L’ombre portée d’un pharaon

Quand elles sont bien faites, les reproductions semblent reprendre à leur compte, les vibrations les plus intimes du modèle original. En tout cas, celles que le sculpteur s’est appliqué à façonner. Cela donne, pour cette effigie d’Amenhotep II, l’image d’un homme serein et beau. Investi par les dieux, jouissant de ce fait d’un pouvoir absolu, celui que les grecs appelaient Aménophis, pouvait arborer la satisfaction de celui qui peut s’accorder tous les caprices, y compris le plus « jouissif » d’entre eux: la guerre, le massacre éperdu. Il conserve encore un certain mystère vu qu’il vivait bien longtemps avant notre ère, dans les 1500 ans sans doute. L’original de cette reproduction se trouve au Museum of Fine Arts de Boston. Sa fiche indique que ce petit trésor a été exhumé en Égypte en 1899 par un certain William Matthew Flinders. Les pharaons reviennent de temps à autre dans l’actualité et donc parmi nous, au gré des découvertes. Il se trouve que cette année le ministère Égyptien du tourisme et de l’Antiquité a annoncé qu’un palais ayant appartenu au père d’Amenhotep II, avait été mis au jour. Ce père dénommé Thoutmôsis III, se serait servi de cette enceinte afin de se reposer entre deux batailles. Peu importe les conjectures au fond, tellement ces grands morceaux d’histoire, qui sortent de terre nous impressionnent.
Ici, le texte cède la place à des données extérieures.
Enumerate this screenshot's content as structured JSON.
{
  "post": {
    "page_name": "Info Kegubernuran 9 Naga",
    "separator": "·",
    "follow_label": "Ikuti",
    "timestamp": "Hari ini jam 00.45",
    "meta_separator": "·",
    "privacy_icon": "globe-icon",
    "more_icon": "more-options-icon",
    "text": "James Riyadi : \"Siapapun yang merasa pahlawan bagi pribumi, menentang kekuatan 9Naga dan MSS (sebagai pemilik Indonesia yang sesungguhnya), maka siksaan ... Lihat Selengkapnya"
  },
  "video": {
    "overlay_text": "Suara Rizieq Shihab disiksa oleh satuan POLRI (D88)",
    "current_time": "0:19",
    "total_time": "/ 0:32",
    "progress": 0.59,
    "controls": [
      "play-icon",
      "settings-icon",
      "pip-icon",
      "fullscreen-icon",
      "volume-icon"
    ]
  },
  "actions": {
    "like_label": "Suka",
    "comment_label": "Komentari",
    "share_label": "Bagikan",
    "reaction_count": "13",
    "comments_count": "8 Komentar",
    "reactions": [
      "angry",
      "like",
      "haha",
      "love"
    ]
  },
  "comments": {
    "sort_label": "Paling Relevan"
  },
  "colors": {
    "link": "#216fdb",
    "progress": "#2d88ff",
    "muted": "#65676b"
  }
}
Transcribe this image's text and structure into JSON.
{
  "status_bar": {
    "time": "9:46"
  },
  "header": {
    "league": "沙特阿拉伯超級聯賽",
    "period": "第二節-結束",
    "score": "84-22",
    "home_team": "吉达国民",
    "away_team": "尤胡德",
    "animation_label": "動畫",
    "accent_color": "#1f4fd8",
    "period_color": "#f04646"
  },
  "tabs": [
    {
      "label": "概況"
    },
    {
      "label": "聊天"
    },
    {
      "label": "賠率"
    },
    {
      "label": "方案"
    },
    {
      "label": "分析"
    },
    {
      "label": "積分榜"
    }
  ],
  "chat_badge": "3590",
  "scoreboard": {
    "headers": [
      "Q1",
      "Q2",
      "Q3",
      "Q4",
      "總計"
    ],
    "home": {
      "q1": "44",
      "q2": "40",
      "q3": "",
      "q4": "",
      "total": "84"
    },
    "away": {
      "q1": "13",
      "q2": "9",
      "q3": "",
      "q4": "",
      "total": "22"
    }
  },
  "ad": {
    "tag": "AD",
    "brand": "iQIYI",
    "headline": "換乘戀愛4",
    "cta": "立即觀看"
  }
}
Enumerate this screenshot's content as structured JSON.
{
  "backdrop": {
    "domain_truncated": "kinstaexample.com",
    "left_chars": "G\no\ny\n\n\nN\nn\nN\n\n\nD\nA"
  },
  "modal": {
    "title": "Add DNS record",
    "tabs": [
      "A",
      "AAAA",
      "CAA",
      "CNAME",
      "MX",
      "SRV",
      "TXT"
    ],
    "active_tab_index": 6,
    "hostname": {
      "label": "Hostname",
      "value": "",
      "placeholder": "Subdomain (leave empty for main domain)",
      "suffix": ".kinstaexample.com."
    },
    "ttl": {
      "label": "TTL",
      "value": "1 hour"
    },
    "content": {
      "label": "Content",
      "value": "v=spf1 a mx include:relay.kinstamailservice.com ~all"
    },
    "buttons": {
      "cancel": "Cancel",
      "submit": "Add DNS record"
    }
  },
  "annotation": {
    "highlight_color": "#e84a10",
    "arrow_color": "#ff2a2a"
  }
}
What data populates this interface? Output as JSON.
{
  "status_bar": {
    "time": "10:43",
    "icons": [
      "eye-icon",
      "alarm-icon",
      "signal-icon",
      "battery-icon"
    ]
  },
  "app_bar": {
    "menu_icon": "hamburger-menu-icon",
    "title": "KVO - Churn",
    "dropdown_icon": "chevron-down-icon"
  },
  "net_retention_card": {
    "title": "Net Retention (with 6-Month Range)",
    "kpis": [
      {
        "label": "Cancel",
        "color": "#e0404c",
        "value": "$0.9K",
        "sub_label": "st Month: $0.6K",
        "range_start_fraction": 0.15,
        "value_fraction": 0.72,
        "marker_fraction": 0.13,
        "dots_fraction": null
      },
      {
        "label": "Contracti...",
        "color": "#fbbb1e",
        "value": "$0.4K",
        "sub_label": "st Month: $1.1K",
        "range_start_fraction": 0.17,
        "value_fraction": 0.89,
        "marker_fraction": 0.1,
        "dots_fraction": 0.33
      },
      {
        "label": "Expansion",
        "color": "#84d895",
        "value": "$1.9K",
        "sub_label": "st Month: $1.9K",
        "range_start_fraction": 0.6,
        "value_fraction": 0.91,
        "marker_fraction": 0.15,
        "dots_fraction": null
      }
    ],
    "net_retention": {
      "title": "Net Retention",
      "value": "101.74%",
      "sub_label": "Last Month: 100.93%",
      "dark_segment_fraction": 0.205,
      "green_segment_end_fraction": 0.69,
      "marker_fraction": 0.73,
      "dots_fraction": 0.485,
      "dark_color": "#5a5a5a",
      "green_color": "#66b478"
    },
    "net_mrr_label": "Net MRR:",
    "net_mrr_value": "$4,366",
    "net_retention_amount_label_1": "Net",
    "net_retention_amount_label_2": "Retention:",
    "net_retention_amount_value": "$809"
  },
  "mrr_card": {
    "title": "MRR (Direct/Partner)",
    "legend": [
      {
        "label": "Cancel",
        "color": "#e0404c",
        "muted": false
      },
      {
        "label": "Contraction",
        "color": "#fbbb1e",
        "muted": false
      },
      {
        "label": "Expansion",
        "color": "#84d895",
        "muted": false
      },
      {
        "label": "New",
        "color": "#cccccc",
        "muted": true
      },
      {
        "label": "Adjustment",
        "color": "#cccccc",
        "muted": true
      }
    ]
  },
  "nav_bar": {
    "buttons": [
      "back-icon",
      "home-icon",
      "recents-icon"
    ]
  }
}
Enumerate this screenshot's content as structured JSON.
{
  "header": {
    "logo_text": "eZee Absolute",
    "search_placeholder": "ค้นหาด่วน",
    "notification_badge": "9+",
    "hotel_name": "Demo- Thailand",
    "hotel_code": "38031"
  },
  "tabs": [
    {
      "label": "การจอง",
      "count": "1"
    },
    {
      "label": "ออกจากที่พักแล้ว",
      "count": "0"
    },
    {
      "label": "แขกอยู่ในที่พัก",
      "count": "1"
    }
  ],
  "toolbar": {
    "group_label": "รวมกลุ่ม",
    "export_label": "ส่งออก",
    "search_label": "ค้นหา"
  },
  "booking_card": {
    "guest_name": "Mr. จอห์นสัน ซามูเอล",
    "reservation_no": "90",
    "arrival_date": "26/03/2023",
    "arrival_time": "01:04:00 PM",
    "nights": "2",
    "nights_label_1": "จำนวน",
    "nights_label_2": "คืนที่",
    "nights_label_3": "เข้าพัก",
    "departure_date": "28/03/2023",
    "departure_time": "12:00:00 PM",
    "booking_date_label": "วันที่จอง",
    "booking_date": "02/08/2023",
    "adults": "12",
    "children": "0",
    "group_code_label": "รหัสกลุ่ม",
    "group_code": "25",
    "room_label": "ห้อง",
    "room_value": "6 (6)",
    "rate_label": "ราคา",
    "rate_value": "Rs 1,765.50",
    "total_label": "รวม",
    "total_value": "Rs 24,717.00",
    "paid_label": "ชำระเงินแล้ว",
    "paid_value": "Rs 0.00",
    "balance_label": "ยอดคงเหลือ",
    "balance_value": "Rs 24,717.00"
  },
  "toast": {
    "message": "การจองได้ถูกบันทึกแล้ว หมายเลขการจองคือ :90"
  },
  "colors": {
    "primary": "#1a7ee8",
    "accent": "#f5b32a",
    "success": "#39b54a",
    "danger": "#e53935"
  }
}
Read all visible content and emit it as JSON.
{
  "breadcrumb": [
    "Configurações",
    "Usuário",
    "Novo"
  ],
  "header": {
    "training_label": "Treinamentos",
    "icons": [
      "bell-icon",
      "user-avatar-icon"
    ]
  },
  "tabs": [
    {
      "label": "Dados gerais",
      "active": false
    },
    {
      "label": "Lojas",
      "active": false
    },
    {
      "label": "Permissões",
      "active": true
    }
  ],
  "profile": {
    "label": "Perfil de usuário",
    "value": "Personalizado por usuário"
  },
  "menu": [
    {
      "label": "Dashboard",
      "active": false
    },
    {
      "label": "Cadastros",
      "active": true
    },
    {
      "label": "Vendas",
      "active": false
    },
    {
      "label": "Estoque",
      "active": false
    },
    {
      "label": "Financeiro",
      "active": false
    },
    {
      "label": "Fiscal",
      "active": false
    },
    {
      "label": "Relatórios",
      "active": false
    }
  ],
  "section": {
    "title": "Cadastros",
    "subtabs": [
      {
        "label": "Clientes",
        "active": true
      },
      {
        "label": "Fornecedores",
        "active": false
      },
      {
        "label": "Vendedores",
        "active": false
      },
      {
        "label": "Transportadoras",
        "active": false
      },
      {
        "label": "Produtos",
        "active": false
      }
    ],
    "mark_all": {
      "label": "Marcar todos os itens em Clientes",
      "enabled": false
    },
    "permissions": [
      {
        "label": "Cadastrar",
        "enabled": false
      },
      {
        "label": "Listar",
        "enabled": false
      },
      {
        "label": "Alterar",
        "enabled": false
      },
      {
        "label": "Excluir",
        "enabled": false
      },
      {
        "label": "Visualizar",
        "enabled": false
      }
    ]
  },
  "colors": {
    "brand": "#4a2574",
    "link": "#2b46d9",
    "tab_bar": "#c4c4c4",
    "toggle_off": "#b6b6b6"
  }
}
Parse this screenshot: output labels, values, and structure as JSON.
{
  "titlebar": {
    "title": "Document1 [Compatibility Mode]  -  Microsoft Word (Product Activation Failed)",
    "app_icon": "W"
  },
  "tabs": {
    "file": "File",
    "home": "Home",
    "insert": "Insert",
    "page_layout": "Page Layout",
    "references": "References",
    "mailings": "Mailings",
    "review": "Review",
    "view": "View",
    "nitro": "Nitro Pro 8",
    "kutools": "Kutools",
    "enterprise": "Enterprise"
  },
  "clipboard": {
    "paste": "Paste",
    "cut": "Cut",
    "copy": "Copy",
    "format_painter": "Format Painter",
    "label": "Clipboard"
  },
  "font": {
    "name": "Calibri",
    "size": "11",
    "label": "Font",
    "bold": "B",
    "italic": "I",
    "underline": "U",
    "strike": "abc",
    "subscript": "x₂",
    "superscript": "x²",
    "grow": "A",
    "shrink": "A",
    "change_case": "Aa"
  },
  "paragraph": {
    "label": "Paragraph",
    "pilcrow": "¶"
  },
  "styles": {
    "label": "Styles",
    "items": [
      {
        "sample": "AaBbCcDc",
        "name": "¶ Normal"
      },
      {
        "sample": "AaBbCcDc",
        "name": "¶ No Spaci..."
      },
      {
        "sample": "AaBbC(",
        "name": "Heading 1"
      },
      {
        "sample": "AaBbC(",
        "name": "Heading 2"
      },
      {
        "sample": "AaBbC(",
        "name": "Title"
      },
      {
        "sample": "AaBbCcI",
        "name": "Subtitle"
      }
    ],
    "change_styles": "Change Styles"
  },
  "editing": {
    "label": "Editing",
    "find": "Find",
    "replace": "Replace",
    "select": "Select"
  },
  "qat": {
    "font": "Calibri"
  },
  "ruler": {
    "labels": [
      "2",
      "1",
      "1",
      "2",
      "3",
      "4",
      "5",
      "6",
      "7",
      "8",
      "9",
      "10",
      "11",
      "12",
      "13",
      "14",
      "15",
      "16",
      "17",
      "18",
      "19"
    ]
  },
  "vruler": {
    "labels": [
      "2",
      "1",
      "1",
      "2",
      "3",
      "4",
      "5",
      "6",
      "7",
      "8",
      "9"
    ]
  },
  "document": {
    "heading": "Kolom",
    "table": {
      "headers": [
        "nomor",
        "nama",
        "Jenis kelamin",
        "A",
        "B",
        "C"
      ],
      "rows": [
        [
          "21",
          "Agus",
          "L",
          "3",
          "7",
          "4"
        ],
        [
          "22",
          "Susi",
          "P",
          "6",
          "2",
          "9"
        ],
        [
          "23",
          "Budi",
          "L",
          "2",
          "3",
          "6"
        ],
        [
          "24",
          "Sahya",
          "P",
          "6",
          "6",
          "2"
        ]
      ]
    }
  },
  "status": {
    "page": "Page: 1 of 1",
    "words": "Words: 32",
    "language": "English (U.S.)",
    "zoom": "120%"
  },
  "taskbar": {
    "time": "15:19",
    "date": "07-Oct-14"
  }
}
La mère d’Amenhotep avait été la reine du pays avant de céder la place à son mari. Sur l’interphone de son palais était marqué Hatchepsout et de ce que l’on sait, elle fut désignée par son père pour devenir pharaon, comme le fait remarquer une inscription supposée de son géniteur, la désignant comme l’héritière. Reine puis régente, elle aurait été pacifique, s’abstenant de faire la guerre, les invasions, les pillages, se contentant du strict nécessaire afin de protéger le pouvoir. Les chercheurs qui arrivent à cerner ces personnages ayant vécu il y a si longtemps, à partir de si peu d’indices, quelques messages gravés, de déductions savantes, abattent un travail extraordinaire. Et les sculptures qui nous sont restées en sont d’autant plus parlantes, témoignant tout à la fois de force et d’élégance. Elles sont l’ombre portée d’une civilisation qui bruit toujours en douce.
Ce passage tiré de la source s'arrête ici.